HVAC efficiency is an important aspect of home maintenance. A fine-tuned, well-maintained HVAC system running at peak performance will use less energy to condition the air inside your home and be less likely to fail. However, no matter how well you maintain your HVAC system, if your home is inefficient or unable to contain the conditioned air, your HVAC system will run more frequently, use more energy and experience a heavier workload. This puts additional strain on system components and shortens their life expectancy.
The Importance of Energy Retention
Energy retention is your home’s ability to contain the conditioned air produced by your HVAC system. An inadequate envelope—the exterior walls and ceiling/roof of your home—is a major contributor to home energy loss. Whether it is heated or cooled air, if your home is unable or inefficient at retaining it, it will escape to the outdoors or allow outdoor air to enter. When this happens, your HVAC system must work overtime to maintain desired indoor temperatures.
Identifying Areas of Concern
The main culprits of home energy loss are related to its exterior envelope.
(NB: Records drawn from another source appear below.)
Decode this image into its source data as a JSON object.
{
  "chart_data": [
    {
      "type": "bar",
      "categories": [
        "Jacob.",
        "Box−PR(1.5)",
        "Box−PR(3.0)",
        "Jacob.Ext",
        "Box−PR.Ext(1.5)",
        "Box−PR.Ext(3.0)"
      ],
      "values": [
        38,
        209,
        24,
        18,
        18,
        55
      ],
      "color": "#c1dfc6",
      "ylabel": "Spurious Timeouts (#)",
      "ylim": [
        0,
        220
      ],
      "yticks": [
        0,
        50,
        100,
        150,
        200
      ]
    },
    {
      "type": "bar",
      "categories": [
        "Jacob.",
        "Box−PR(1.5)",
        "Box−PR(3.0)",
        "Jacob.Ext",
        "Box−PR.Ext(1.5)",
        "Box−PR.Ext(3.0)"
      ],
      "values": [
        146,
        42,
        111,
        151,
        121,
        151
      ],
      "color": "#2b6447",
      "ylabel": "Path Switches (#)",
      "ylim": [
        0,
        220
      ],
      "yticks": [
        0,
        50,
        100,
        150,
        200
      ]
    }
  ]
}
These may include inadequate attic or crawl space insulation, cracks, holes or breaches in exterior walls and leaking or poorly sealed windows and doors.
• Attic insulation can deteriorate over time, leading to increased energy loss
• Both indoor and outdoor caulking around window and door openings can degrade over time by shrinking or developing cracks that allow conditioned air to escape
• Cracks or holes in exterior walls allows outside air to enter or conditioned indoor air to escape
Take Advantage of Home Energy Audits
A professional home energy audit also known as home energy assessment, performed by your utility company or professional energy auditor is a quick and thorough method to asses your homes energy loss. Energy audits are low cost—sometimes free or reduced via rebates through your utility company—inspections of your home that can point to areas that fall short in energy efficiency and energy loss. While energy audits can vary, the following is a brief example of what you can expect during the audit.
• A brief sit down/interview with the energy auditor to discuss the process and any areas of concern
• A thorough walk-through of the property to look for visible signs of problem areas
• Analyze the HVAC system and other appliances to gauge energy efficiency levels
• Inspect attic and crawl spaces to determine insulation levels and if an upgrade is necessary
• Inspect windows and doors for drafts or leakage
• Use specialized—infrared cameras—equipment to inspect walls and ceilings for leakage
• Provide you with a detailed report of their findings including areas that need attention
Do-It-Yourself Energy Audit
While a professional energy audit is the best method to asses your home’s energy efficiency, there are steps you can take on your own to increase efficiency.
• Locate Air Leaks—According to the energy.gov website, the potential savings by reducing air leaks within your home can range from 5 to 30-percent per year. Check for interior air leaks along baseboards, flooring, around electrical outlets and wall and ceiling junctures.
On the home’s exterior, inspect any areas where two different building materials meet and pay close attention to the caulking around window and door openings. In addition, inspect the area around exterior plumbing pipes that enter the wall.
• Seal the Leaks—by plugging, caulking or patching. Replace weathered caulking around windows and doors. Replace worn or missing rubber gaskets on door thresholds. Seal the gaps around exterior plumbing. Fill any cracks, holes or breaches found in exterior walls with the appropriate material.
• Maintain your HVAC by changing or cleaning filters regularly. Do not cut corners when it comes to maintaining your HVAC system as it represents a large investment in your home and comfort. Have your HVAC contractor clean and service your system at least once a year.
Rebates and Incentives for Home Energy Audits
You may be able to reduce or eliminate the costs of a home energy assessment by visiting the Database of State Incentives for Renewables & Efficiency website. The government sponsored website lists all rebate and incentive programs available in each state in an increased effort to promote energy efficiency. By simply entering your zip code, you can view all of the cost-cutting programs available in your area.
Improving your home’s energy retention is not only good for your budget, but also the environment. With today’s concerns over global warming, it is now more important than ever to reduce our carbon footprint through energy conservation.